Dessa forma, pode-se reorientar a discussão sobre como se deve ler o catálogo constitucional de direitos fundamentais, na medida em que, se a Constituição consiste em um conjunto de princípios amplos e abstratos de moral política, a correta aplicação desses princípios a casos particulares depende de uma questão interpretativa e de uma percepção de moralidade política da comunidade, e não de uma simples regra lingüística ou referência semântica. É por isso que a distinção entre direitos constitucionalmente enumerados e direitos constitucionalmente não enumerados – ou direitos expressos e direitos implícitos – não tem o menor sentido.11 Ora, qual o significado de “vida”, “igualdade”, “liberdade” ou mesmo “dignidade humana”? Quem pensa que do simples sentido das palavras “direito à vida” pode-se concluir pela possibilidade de pesquisa com células-tronco? E a adoção do sistema de cotas no ensino público para negros do princípio da “igualdade”? Será que o direito à liberdade de expressão autoriza o discurso de ódio contra judeus?
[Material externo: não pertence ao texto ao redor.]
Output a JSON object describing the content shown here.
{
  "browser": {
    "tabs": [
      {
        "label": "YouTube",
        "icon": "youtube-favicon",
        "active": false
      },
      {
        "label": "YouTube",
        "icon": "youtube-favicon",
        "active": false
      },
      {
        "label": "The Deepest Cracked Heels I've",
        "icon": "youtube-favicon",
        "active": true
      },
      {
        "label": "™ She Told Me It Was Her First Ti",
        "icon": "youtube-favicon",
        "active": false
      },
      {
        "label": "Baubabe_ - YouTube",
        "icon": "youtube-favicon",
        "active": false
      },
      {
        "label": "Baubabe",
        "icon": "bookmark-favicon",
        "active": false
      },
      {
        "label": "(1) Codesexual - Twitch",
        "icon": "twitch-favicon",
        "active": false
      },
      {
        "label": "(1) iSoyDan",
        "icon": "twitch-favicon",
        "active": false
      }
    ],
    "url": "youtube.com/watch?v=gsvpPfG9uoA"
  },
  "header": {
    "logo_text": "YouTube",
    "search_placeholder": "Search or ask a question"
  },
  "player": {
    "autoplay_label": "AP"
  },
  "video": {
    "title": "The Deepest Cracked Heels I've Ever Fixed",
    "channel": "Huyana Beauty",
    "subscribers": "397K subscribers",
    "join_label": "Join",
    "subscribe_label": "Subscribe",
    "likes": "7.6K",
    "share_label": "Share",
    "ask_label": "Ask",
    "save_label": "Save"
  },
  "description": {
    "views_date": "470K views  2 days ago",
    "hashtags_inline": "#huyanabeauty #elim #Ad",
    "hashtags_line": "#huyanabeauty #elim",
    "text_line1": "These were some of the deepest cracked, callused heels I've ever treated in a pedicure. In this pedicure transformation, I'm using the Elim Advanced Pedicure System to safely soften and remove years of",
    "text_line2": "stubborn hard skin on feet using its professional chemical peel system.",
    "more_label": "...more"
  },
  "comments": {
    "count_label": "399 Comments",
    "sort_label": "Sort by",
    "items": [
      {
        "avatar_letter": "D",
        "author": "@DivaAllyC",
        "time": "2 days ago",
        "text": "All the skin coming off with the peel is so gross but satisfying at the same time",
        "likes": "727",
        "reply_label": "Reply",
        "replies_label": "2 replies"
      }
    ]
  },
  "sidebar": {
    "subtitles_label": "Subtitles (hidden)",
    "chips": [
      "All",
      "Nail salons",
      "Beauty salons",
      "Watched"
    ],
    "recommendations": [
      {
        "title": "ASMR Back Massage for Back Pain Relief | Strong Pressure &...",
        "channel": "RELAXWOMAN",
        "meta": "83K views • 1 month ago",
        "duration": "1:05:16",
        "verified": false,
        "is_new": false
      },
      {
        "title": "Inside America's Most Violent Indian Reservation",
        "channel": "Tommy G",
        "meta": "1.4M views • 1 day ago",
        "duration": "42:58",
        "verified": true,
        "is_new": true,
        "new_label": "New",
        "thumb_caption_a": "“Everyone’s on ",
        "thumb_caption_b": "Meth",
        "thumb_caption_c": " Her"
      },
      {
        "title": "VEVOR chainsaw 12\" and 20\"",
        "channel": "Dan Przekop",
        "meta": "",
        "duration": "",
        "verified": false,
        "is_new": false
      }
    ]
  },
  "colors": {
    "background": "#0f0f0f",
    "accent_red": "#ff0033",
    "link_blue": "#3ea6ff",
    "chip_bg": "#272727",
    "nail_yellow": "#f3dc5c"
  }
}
Ou a possibilidade de fornecimento gratuito de remédios que não constam da lista do SUS com base no “direito à saúde”? Todos esses casos foram decididos pelo Supremo Tribunal Federal e demonstram que em nenhum deles o resultado decorre da semântica das palavras, mas de uma prática interpretativa orientada por princípios que atualizam e perenizam o sistema, sempre aberto e incompleto, dos direitos constitucionais. Nesse sentido, “os direitos fundamentais somente podem pretender-se permanentes precisamente porque somos capazes de relê-los de uma perspectiva sempre e cada vez mais inclusiva”.12

Partindo dessa premissa, por que negar a possibilidade jurídica da união estável entre pessoas do mesmo sexo, se a própria Constituição, que é por natureza um documento dinâmico e sempre inconcluso, não o faz expressamente? Aqui, levo em conta que

[...] é justamente pelo caráter abstrato e universal da linguagem em que se expressam constitucionalmente esses direitos fundamentais que é possível a sua ampliação mediante a explicitação em lei do que agora eles significam para nós. Torna-se claro agora, para nós, que o reconhecimento dessa diferença específica como direito à igualdade sempre esteve autorizado pela afirmação desses princípios, nós que não éramos capazes de ver a injustiça até então perpetrada. Dessa sorte é que essa explicitação mediante lei, atuação administrativa ou decisão judicial, na verdade, não altera a Constituição, apenas explicita o patamar alcançado por nossa comunidade de princípios no mais fiel cumprimento da Constituição, comprovando o sucesso vivo e pulsante do que ela constituiu”.13

A própria Constituição de 1988 prevê no seu art. 5º, §2º – dispositivo que remonta à Constituição de 1934 – uma cláusula de abertura “de forma a abranger, para além das positivações concretas, todas as possibilidades de direitos que se propõem no horizonte da acção humana”14:

Art. 5º. Omissis

§ 2º - Os direitos e garantias expressos nesta Constituição não excluem outros decorrentes do regime e dos princípios por ela adotados, ou dos tratados internacionais em que a República Federativa do Brasil seja parte.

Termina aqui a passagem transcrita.